Skipping this survey and relying only on property valuations is not a smart move. You need all the information you can get to make an informed decision on whether to purchase the home, try to negotiate a better deal, or back out before signing the purchase agreement.
What property surveys can you get?
There are three main types of property surveys to choose from, depending on your budget and the depth of assessment you want.
If you hire an RICS-registered surveyor, you can choose from the following RICS home surveys:
- Condition Report (Level One)
- Homebuyer Report (Level Two)
- Building Survey (Level Three)
RICS Condition Report
An RICS Condition Report is the cheapest option, as it doesn’t go into much detail.
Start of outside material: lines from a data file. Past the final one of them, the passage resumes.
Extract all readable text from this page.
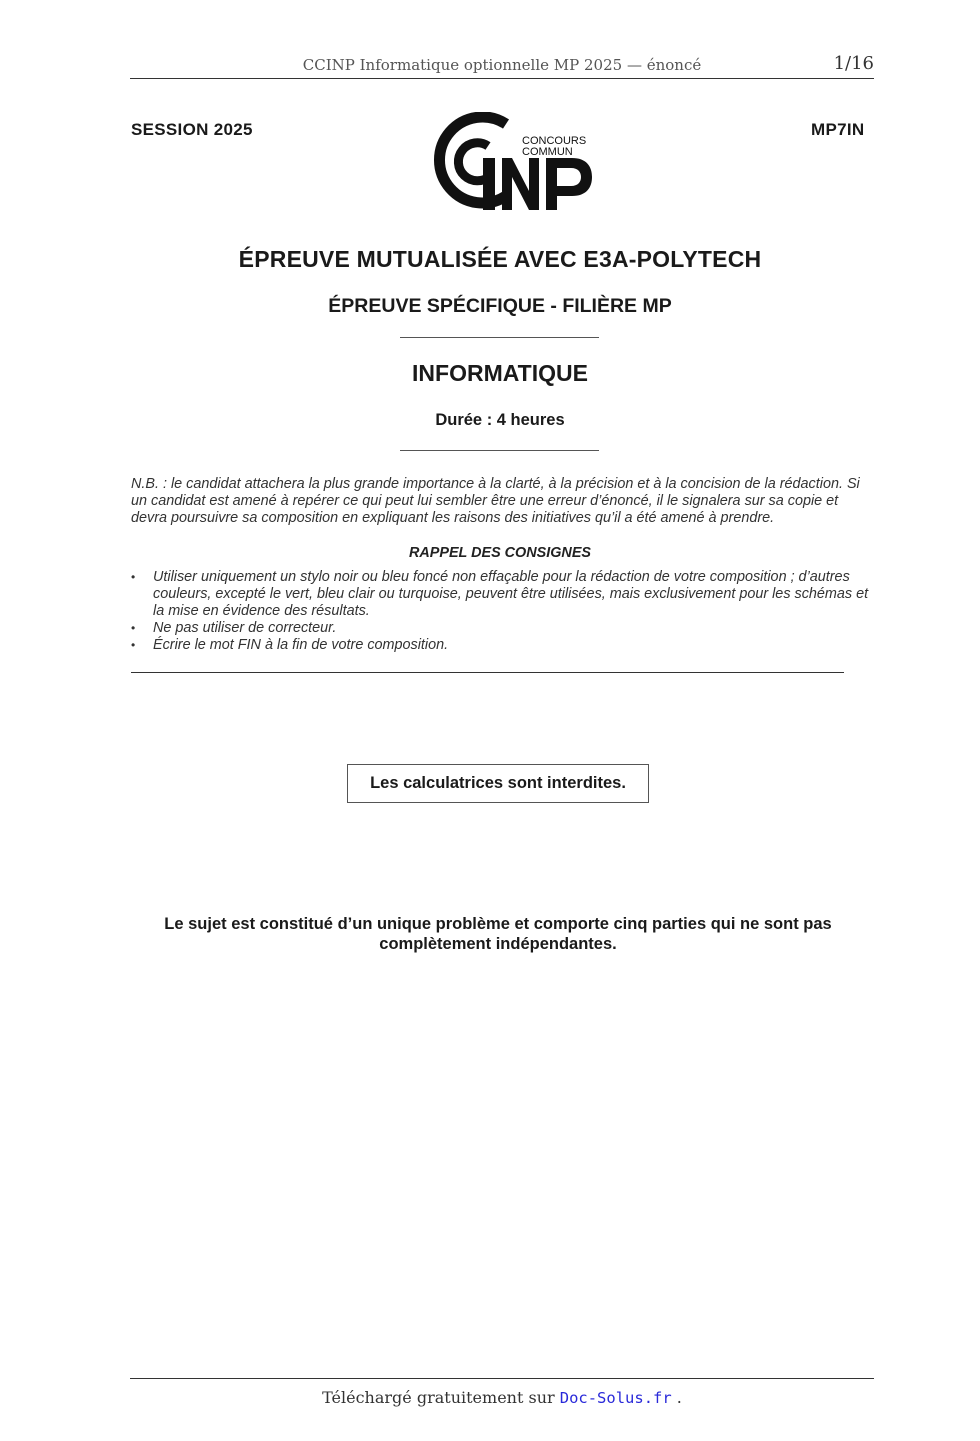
CCINP Informatique optionnelle MP 2025 — énoncé	1/16
SESSION 2025	MP7IN
CONCOURS
COMMUN
ÉPREUVE MUTUALISÉE AVEC E3A-POLYTECH
ÉPREUVE SPÉCIFIQUE - FILIÈRE MP
INFORMATIQUE
Durée : 4 heures
N.B. : le candidat attachera la plus grande importance à la clarté, à la précision et à la concision de la rédaction. Si un candidat est amené à repérer ce qui peut lui sembler être une erreur d’énoncé, il le signalera sur sa copie et devra poursuivre sa composition en expliquant les raisons des initiatives qu’il a été amené à prendre.
RAPPEL DES CONSIGNES
• Utiliser uniquement un stylo noir ou bleu foncé non effaçable pour la rédaction de votre composition ; d’autres couleurs, excepté le vert, bleu clair ou turquoise, peuvent être utilisées, mais exclusivement pour les schémas et la mise en évidence des résultats.
• Ne pas utiliser de correcteur.
• Écrire le mot FIN à la fin de votre composition.
Les calculatrices sont interdites.
Le sujet est constitué d’un unique problème et comporte cinq parties qui ne sont pas complètement indépendantes.
Téléchargé gratuitement sur Doc-Solus.fr .
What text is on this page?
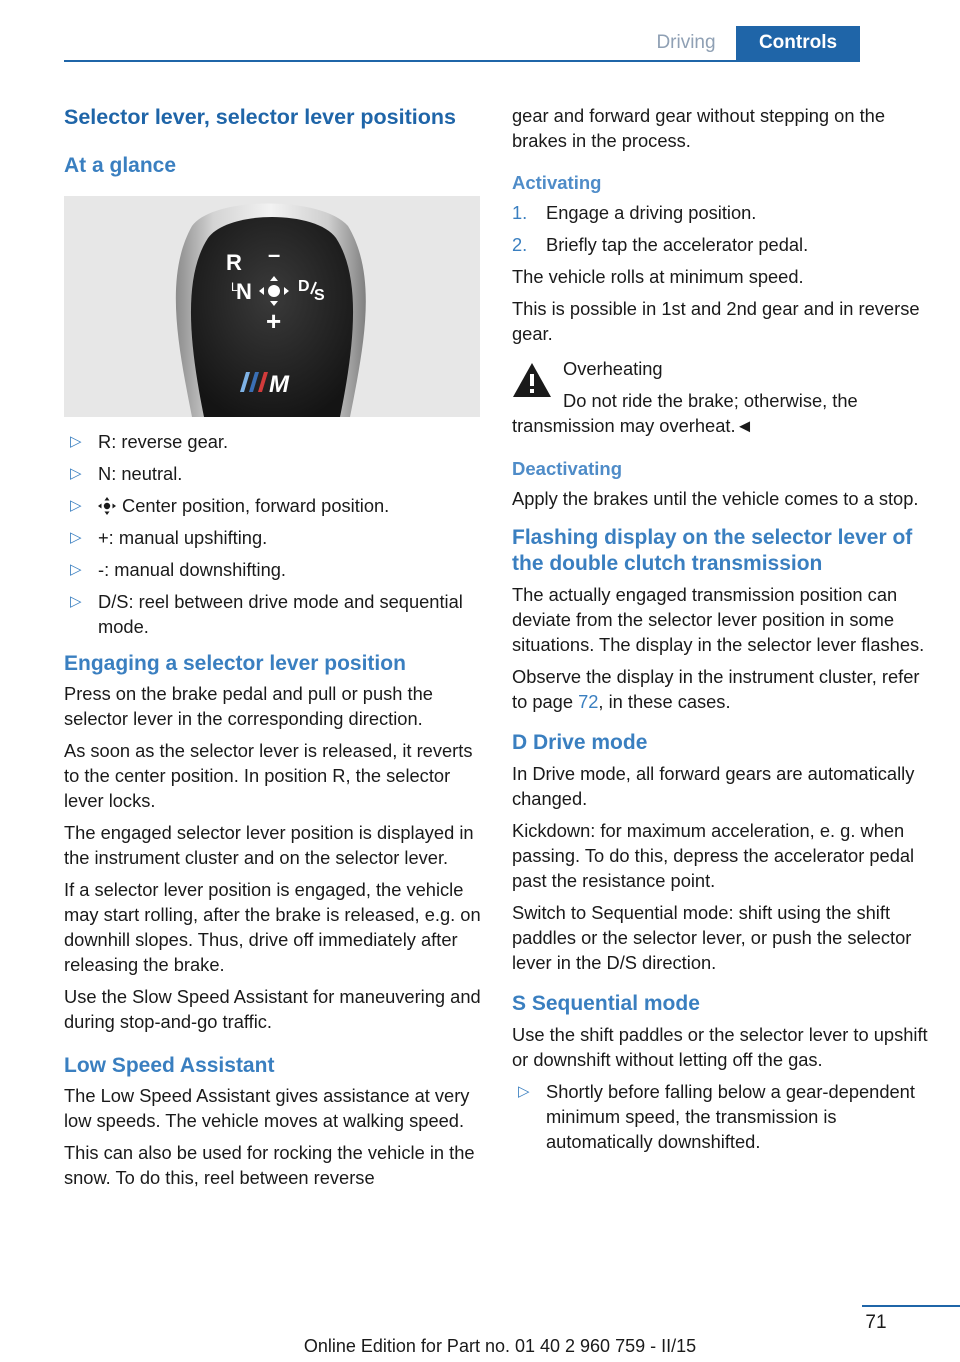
Driving	Controls
Selector lever, selector lever positions
At a glance
R –
L
N	D
S
+
M
▷ R: reverse gear.
▷ N: neutral.
▷ Center position, forward position.
▷ +: manual upshifting.
▷ -: manual downshifting.
▷ D/S: reel between drive mode and sequential mode.
Engaging a selector lever position
Press on the brake pedal and pull or push the selector lever in the corresponding direction.
As soon as the selector lever is released, it reverts to the center position. In position R, the selector lever locks.
The engaged selector lever position is displayed in the instrument cluster and on the selector lever.
If a selector lever position is engaged, the vehicle may start rolling, after the brake is released, e.g. on downhill slopes. Thus, drive off immediately after releasing the brake.
Use the Slow Speed Assistant for maneuvering and during stop-and-go traffic.
Low Speed Assistant
The Low Speed Assistant gives assistance at very low speeds. The vehicle moves at walking speed.
This can also be used for rocking the vehicle in the snow. To do this, reel between reverse
gear and forward gear without stepping on the brakes in the process.
Activating
1. Engage a driving position.
2. Briefly tap the accelerator pedal.
The vehicle rolls at minimum speed.
This is possible in 1st and 2nd gear and in reverse gear.
Overheating
Do not ride the brake; otherwise, the transmission may overheat.◄
Deactivating
Apply the brakes until the vehicle comes to a stop.
Flashing display on the selector lever of the double clutch transmission
The actually engaged transmission position can deviate from the selector lever position in some situations. The display in the selector lever flashes.
Observe the display in the instrument cluster, refer to page 72, in these cases.
D Drive mode
In Drive mode, all forward gears are automatically changed.
Kickdown: for maximum acceleration, e. g. when passing. To do this, depress the accelerator pedal past the resistance point.
Switch to Sequential mode: shift using the shift paddles or the selector lever, or push the selector lever in the D/S direction.
S Sequential mode
Use the shift paddles or the selector lever to upshift or downshift without letting off the gas.
▷ Shortly before falling below a gear-dependent minimum speed, the transmission is automatically downshifted.
71
Online Edition for Part no. 01 40 2 960 759 - II/15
It includes a traffic light rating (green means everything is in good condition, amber indicates that some aspects require attention, while red warns that serious repairs are in order), along with information on potential defects and future risks. It doesn’t include an estimated value or offer advice on repairs.
RICS Homebuyer Report
An RICS Homebuyer Report or Homebuyer Survey is a more detailed report that may or may not include your new home’s estimated worth – that’s up to you. Still, it’s very limited.
It identifies only major problems that you should know about, such as rot, dampness, and subsidence. It includes a traffic light rating as well.
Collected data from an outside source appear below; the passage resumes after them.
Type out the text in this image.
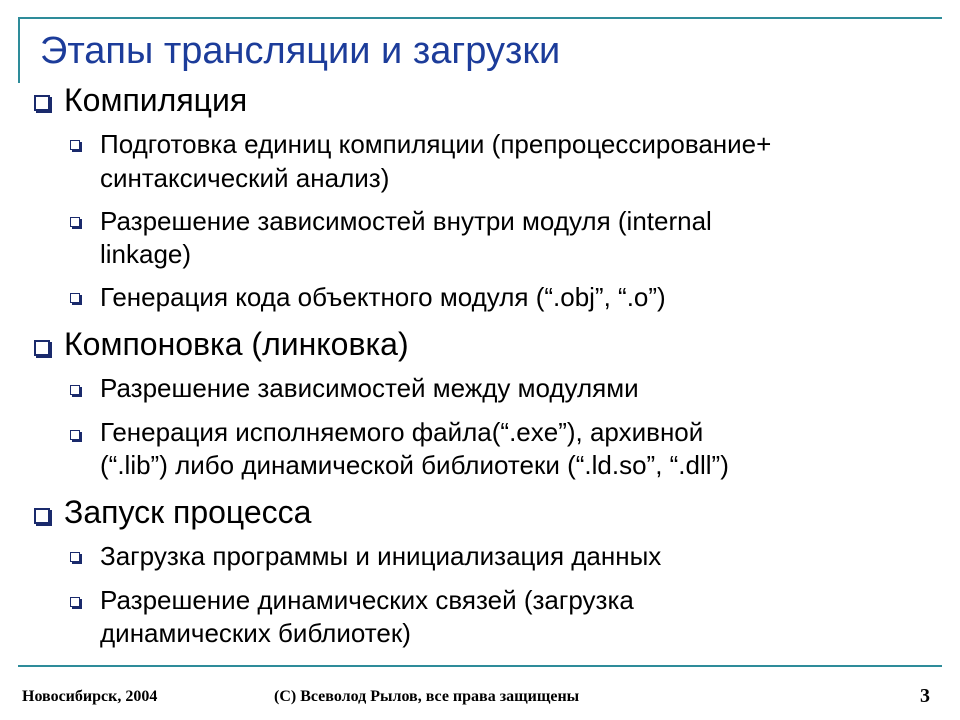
Этапы трансляции и загрузки
Компиляция
Подготовка единиц компиляции (препроцессирование+
синтаксический анализ)
Разрешение зависимостей внутри модуля (internal
linkage)
Генерация кода объектного модуля (“.obj”, “.o”)
Компоновка (линковка)
Разрешение зависимостей между модулями
Генерация исполняемого файла(“.exe”), архивной
(“.lib”) либо динамической библиотеки (“.ld.so”, “.dll”)
Запуск процесса
Загрузка программы и инициализация данных
Разрешение динамических связей (загрузка
динамических библиотек)
Новосибирск, 2004	(С) Всеволод Рылов, все права защищены	3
This kind of surveying is recommended for any standard property that is in good condition and not older than 50 years. It can take 1-4 hours, depending on the property’s type and size.
RICS Building Survey
An RICS Building Survey by an RICS-registered surveyor is the most comprehensive and expensive option, but it can be worth every penny. It’s an in-depth structural survey that can take 3-8 hours.
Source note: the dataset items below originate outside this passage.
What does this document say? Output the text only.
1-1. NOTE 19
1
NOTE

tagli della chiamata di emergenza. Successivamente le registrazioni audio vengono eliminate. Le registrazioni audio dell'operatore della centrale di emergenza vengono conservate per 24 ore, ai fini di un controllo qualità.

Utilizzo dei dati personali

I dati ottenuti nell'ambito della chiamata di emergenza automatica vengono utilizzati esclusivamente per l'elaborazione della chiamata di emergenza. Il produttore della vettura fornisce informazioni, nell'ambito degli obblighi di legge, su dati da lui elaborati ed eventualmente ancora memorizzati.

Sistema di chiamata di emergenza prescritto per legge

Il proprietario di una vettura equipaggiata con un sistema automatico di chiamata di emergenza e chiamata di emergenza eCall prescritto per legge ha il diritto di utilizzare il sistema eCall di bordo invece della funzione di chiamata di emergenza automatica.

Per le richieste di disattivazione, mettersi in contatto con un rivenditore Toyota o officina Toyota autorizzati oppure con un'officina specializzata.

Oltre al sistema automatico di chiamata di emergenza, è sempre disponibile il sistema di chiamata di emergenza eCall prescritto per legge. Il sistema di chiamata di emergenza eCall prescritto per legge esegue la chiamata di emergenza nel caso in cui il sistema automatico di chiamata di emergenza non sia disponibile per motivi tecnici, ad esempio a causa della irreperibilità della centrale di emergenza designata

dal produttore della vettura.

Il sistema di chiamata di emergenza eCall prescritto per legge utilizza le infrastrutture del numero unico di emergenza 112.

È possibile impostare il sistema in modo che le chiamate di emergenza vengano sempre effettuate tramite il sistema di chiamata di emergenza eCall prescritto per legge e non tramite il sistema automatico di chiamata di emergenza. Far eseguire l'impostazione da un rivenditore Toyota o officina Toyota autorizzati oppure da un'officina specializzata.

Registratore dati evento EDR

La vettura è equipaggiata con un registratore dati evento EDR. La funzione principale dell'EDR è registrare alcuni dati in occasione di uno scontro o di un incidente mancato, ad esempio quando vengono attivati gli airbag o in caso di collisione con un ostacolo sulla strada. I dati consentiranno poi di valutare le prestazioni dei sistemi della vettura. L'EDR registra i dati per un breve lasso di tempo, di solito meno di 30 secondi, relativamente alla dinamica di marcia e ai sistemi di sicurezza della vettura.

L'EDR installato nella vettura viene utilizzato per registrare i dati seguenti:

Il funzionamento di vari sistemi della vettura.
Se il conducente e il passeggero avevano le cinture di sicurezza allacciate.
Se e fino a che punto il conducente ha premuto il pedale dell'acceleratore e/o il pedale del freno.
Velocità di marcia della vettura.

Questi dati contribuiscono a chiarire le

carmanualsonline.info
That’s because a building surveyor thoroughly inspects all the walls, floors, ceilings, and windows to check for damage or structural faults.
They check the roofing, guttering, drainage, woodwork, joinery, electrical wiring, plumbing, gas, heating systems, and everything else. They check for signs of dampness, rot, pests, subsidence, asbestos, and anything else that you may need to deal with.
Their report doesn’t include an estimated home value. Still, it highlights the causes of defects and their severity, advice on repairs, repair costs, the risks of ignoring their advice, and suggestions for further inspections, if necessary.
This kind of surveying is recommended for unusually constructed properties or homes that are over 50 years old. It’s an excellent option if you plan on doing major home improvements or renovations once you move in.
Does a mortgage valuation check for subsidence?
Unfortunately, no surveyor will check for subsidence when conducting a mortgage valuation because that process doesn’t include a structural assessment.
If you want to ensure there are no signs or risks of subsidence before purchasing a new home, you should request an in-depth assessment of the property’s structure.
The same goes if you notice any visible signs of subsidence, such as sticking doors or windows or cracks in the walls, plasterwork, or outside brickwork. It may be a bit expensive to do this kind of assessment, but rectifying potential issues caused by subsidence could cost you much more.
Mortgage valuations may be a must when taking out a mortgage to buy your new home, but they can’t provide you with an accurate estimate of a property’s worth.
They don’t even provide information on various issues that may call for serious repairs, as they only help the lender decide whether to approve your application or offer a revised mortgage.
That’s why you should get a property survey as well. It will help you make an educated decision, as it will give you a clear picture of your desired home’s every aspect, including any hidden issues and expert advice on rectifying them. Armed with that crucial information, you’ll be able to determine if your investment is worth it.